As the adverse outcomes reported seem to largely relate to intentional or polypharmacy overdose, this is an issue that is unlikely to be altered by a change in scheduling or even pack sizes. Restricting access alone is a blunt tool to address the 75% of overdoses caused by the intention to self-harm.
So in this whole debate, how long can we keep ignoring the elephant in the room? Every day millions of people battle with the physical, mental and emotional toll of chronic pain impacting every facet of their lives. Nearly 1.45 million people in pain also live with depression and anxiety.
Unfortunately, a lack of pain specialist care and GPs with limited options to deal with chronic pain, means many of these Australians are falling through the cracks of the country’s health system. They are not receiving the multidisciplinary care they deserve and are inappropriately pushed towards medication that may or may not work as a way of pain management.
We must recognise that in many instances, people living with chronic pain have no option but to self-medicate their condition, so it is vital that they are able to understand the components of their medication, and the risks associated with them.
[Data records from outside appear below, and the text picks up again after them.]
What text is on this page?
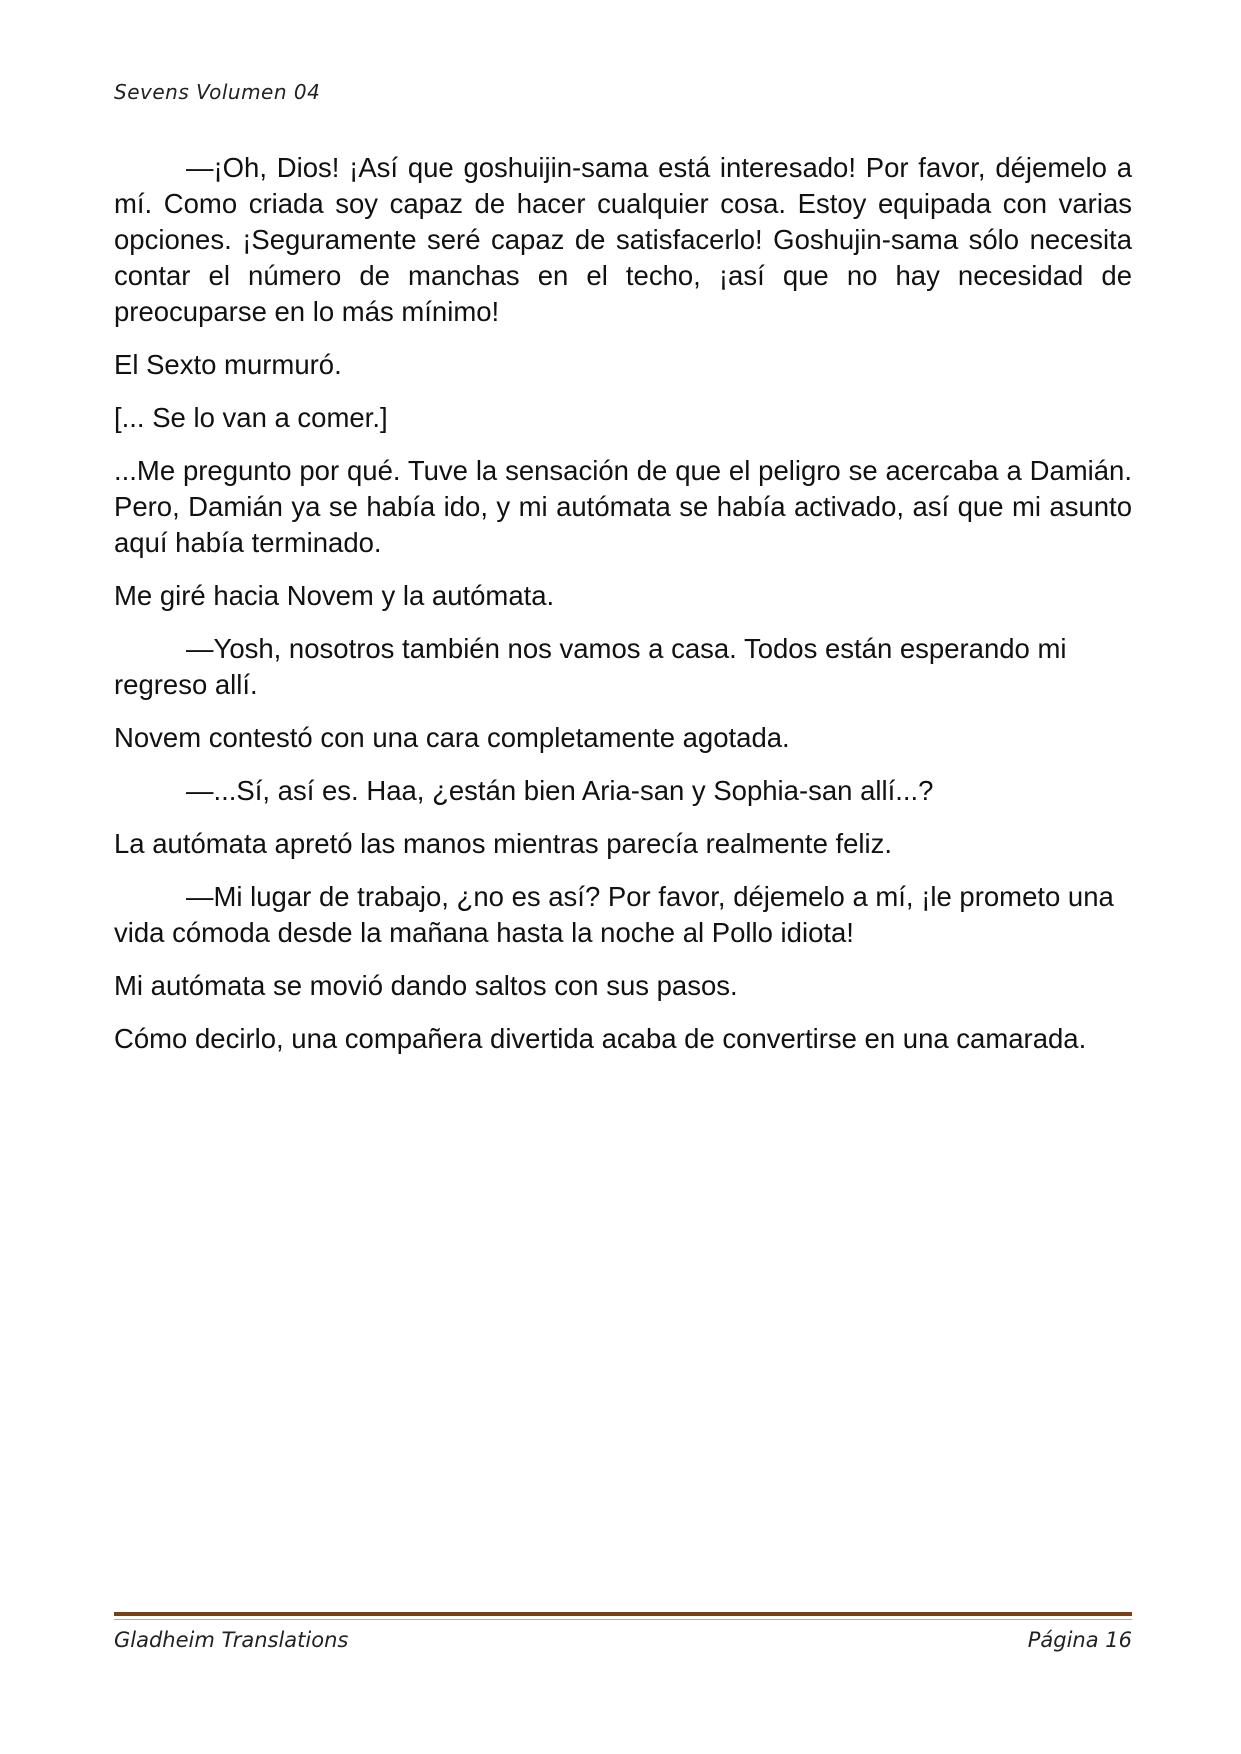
Sevens Volumen 04

—¡Oh, Dios! ¡Así que goshuijin-sama está interesado! Por favor, déjemelo a mí. Como criada soy capaz de hacer cualquier cosa. Estoy equipada con varias opciones. ¡Seguramente seré capaz de satisfacerlo! Goshujin-sama sólo necesita contar el número de manchas en el techo, ¡así que no hay necesidad de preocuparse en lo más mínimo!

El Sexto murmuró.

[... Se lo van a comer.]

...Me pregunto por qué. Tuve la sensación de que el peligro se acercaba a Damián. Pero, Damián ya se había ido, y mi autómata se había activado, así que mi asunto aquí había terminado.

Me giré hacia Novem y la autómata.

—Yosh, nosotros también nos vamos a casa. Todos están esperando mi regreso allí.

Novem contestó con una cara completamente agotada.

—...Sí, así es. Haa, ¿están bien Aria-san y Sophia-san allí...?

La autómata apretó las manos mientras parecía realmente feliz.

—Mi lugar de trabajo, ¿no es así? Por favor, déjemelo a mí, ¡le prometo una vida cómoda desde la mañana hasta la noche al Pollo idiota!

Mi autómata se movió dando saltos con sus pasos.

Cómo decirlo, una compañera divertida acaba de convertirse en una camarada.

Gladheim Translations	Página 16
When it comes to commonly used medications that are available over the counter, clear visibility of safety concerns is vital to ensure consumers are aware of the risks and in aiding consumers to comply with their treatment and avoid adverse health outcomes.
Patient education and awareness of both pharmaceutical and non-pharmaceutical pain management options are crucial in reducing all medication related harm. This is a central component of our National Pain Action Plan, which is currently being considered for approval by the Council of Australian Governments.
We have ignored the needs of people living with chronic pain for far too long. We cannot afford to keep tinkering at the edges anymore, we need to recognise the enormity of the problem at hand and commit to implementing real change that improves outcomes for the millions of people that live with chronic pain each and every day.